Sometimes depression doesn't go away. And despite all the efforts of anyone – no matter how qualified – sometimes depression seems inevitable, incurable, and indomitable. It can lead to a new level of despair that few people know exists. That despair is what drives some people to the precipice of suicide. Even if the best help is available to them, some people still choose suicide.

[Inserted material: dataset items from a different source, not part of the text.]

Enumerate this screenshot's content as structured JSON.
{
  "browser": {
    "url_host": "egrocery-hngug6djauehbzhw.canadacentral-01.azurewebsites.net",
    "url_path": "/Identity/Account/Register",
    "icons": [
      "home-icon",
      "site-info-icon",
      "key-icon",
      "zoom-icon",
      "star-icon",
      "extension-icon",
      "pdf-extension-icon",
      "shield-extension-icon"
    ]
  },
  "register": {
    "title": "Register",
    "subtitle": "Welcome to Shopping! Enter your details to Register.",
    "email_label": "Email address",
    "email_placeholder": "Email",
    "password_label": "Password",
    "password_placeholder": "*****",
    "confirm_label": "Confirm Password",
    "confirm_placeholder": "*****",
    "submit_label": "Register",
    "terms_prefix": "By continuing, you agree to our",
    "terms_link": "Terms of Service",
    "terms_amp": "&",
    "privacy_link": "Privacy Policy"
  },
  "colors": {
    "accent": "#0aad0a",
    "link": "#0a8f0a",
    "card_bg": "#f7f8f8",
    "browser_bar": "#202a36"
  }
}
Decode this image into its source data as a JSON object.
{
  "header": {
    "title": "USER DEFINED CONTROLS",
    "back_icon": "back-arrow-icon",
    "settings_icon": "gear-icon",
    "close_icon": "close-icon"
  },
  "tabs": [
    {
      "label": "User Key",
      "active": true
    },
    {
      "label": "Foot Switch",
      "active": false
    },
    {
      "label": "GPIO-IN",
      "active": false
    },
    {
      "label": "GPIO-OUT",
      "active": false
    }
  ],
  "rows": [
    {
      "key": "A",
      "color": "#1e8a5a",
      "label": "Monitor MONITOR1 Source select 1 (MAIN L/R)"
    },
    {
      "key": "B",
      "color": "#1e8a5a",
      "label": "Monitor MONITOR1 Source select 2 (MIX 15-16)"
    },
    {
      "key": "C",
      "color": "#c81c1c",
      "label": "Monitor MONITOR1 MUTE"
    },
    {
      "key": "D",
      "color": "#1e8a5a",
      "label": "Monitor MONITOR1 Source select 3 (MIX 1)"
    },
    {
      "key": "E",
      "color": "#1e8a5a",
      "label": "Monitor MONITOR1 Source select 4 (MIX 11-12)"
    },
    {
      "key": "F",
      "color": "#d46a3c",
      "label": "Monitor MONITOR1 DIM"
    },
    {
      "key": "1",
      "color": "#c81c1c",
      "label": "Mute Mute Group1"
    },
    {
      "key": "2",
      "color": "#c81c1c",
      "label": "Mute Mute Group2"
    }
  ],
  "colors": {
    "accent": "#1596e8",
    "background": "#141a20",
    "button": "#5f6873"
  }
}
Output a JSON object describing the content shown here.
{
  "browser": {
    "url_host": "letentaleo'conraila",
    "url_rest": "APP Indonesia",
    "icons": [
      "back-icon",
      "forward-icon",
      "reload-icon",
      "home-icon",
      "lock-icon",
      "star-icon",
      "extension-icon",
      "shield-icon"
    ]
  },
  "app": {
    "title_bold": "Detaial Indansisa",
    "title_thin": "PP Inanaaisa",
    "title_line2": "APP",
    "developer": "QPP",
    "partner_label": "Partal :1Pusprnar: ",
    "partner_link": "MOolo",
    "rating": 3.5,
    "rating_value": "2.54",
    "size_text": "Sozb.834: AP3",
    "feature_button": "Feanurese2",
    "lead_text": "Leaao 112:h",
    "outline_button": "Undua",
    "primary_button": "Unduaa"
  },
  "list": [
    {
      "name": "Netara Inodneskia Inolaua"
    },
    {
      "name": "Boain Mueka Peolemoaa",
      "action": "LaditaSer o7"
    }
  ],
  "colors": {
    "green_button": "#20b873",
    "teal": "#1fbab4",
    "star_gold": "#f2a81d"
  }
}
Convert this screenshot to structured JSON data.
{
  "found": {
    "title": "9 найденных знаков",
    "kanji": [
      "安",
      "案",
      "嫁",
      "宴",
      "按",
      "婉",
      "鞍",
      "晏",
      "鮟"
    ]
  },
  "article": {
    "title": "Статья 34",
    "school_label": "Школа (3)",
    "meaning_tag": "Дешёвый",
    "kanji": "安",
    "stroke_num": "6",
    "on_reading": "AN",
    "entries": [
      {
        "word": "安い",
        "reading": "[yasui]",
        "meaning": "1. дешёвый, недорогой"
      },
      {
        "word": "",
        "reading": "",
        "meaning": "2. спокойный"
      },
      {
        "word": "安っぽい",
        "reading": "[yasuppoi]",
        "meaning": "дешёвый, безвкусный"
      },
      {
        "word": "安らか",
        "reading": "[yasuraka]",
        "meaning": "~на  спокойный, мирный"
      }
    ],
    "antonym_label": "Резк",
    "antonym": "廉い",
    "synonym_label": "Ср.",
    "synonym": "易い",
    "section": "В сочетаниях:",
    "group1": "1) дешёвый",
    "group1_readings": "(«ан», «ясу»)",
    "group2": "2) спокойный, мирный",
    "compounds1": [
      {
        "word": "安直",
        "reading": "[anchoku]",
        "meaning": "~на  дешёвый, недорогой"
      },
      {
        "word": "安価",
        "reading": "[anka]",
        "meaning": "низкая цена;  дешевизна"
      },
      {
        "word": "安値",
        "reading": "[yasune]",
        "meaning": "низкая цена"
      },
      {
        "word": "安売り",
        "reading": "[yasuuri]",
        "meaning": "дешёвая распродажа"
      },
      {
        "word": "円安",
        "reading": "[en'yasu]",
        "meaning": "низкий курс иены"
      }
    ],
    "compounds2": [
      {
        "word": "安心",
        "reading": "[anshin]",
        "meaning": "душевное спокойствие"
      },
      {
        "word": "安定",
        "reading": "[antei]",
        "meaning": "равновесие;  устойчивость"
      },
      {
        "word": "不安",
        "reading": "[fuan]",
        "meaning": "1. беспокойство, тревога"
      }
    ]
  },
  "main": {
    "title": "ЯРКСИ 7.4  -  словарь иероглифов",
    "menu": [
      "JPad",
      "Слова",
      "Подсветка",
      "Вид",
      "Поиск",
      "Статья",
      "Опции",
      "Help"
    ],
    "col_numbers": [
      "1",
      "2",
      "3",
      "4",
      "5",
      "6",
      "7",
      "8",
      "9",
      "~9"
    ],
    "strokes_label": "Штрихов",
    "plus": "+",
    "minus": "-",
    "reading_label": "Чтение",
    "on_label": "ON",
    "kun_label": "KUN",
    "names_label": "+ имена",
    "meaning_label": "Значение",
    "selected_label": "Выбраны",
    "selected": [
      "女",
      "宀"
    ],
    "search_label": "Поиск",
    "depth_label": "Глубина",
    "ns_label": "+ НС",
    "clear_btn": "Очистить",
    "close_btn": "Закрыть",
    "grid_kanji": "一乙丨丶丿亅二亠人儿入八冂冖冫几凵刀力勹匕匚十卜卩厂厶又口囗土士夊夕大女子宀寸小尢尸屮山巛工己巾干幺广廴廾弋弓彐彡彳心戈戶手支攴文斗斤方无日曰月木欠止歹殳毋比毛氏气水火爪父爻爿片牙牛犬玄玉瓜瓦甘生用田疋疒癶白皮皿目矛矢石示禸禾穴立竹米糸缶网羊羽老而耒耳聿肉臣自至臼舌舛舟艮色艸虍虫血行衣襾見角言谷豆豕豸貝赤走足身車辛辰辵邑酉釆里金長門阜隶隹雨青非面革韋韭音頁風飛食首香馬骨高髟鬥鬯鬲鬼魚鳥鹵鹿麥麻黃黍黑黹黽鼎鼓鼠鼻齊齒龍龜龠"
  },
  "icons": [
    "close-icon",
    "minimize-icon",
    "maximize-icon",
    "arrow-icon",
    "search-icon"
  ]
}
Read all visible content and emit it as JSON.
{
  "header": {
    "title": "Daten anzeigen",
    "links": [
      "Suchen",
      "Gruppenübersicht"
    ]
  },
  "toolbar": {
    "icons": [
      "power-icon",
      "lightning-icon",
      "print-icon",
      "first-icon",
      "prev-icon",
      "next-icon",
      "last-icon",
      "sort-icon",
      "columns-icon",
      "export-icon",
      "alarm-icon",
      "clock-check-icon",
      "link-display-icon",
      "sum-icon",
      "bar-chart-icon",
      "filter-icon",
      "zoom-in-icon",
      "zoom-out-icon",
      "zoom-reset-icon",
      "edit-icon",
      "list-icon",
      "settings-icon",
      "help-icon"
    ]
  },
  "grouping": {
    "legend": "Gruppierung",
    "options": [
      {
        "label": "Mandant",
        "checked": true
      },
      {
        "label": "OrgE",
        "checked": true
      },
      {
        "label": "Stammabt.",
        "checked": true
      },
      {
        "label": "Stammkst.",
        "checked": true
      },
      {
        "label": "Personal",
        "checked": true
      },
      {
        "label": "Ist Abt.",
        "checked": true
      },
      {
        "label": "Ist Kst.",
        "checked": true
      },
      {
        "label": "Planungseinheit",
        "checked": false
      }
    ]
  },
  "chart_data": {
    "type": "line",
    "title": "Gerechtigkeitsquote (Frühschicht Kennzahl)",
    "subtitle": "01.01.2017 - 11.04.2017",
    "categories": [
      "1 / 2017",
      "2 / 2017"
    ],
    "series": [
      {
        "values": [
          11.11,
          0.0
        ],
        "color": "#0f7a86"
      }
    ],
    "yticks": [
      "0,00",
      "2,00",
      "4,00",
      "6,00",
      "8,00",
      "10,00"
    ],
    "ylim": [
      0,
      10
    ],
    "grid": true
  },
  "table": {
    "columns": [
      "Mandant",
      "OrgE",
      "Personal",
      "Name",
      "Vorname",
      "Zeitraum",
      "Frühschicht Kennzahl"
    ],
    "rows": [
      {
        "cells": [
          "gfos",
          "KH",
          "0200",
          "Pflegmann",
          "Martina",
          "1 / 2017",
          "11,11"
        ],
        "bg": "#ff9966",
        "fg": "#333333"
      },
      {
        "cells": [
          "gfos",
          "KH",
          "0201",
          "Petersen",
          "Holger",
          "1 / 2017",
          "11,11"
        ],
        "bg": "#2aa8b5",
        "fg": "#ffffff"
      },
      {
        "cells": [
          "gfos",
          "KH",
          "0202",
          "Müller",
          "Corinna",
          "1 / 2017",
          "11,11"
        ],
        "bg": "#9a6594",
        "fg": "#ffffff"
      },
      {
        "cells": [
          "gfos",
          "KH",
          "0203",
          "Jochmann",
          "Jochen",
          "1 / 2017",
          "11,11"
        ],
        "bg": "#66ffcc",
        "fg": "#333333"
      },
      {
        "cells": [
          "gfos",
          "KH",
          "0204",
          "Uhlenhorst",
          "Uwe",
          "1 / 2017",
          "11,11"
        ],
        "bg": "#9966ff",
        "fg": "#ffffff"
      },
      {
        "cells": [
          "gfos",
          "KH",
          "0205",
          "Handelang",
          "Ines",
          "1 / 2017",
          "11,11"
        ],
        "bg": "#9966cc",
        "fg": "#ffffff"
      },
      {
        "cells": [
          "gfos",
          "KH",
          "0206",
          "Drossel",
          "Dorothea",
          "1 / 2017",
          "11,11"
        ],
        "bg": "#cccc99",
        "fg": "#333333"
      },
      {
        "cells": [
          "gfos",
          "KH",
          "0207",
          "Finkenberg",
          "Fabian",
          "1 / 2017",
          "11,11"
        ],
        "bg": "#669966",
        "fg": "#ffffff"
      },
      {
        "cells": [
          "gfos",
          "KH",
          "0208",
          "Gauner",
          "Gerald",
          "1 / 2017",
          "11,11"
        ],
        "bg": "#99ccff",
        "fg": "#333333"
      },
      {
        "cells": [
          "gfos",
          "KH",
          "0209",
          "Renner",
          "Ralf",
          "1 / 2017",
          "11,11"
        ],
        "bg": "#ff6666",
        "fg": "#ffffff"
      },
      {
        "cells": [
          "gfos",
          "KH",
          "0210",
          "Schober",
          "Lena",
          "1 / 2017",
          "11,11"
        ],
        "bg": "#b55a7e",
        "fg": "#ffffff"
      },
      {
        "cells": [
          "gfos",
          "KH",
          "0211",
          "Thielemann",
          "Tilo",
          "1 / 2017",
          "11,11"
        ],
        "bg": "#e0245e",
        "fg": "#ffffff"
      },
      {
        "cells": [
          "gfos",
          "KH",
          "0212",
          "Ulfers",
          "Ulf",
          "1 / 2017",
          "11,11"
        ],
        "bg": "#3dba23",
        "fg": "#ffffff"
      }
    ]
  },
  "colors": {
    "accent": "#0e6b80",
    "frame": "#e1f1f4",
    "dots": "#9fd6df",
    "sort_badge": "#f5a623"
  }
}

That's the very bitter reality.
It's a sin against life. It's a sin against hope. It's a sin against all mankind. How dare you tell us it's not worth it. How dare you leave us such a legacy.
How dare you….
How could you leave us alone?
The more I thought about Robin William's death, the more I was grateful for life. I looked around me and I said, "What if I lost any of these people?" Even my enemies – would I be able to handle the news? I was a thorn in their side – or at the very least, I did very nearly nothing to make their lives more worth while. That would almost be worse than losing a friend. But if I lost a friend – his or her memory would be like playing catch with a rose bush, unresolved questions of guilt coming in stitches. And there's the possibility that I could have taken my own life and all those people would have been ripped from me. By my own choice.
We need to start paying attention. Depression is a mental illness and as such, a person doesn't have much control over it. Sometimes drugs help, balancing the chemicals in the brain. Sometimes therapy helps. And yet part of me believes that there's got to be something so simple, so fundamental and we're missing it – whether it's a loss of place and identity, or the loss of a deeper meaning, or just a crueler world…. There's got to be a factor, perhaps unmeasurable by science, that speaks to the human person that would cure case upon case of depression.
Perhaps it's just my own lucky experience with depression, but I feel like the solution must be right under our nose.
Because suicide must not happen. It's the last breath of hope disappearing from the world.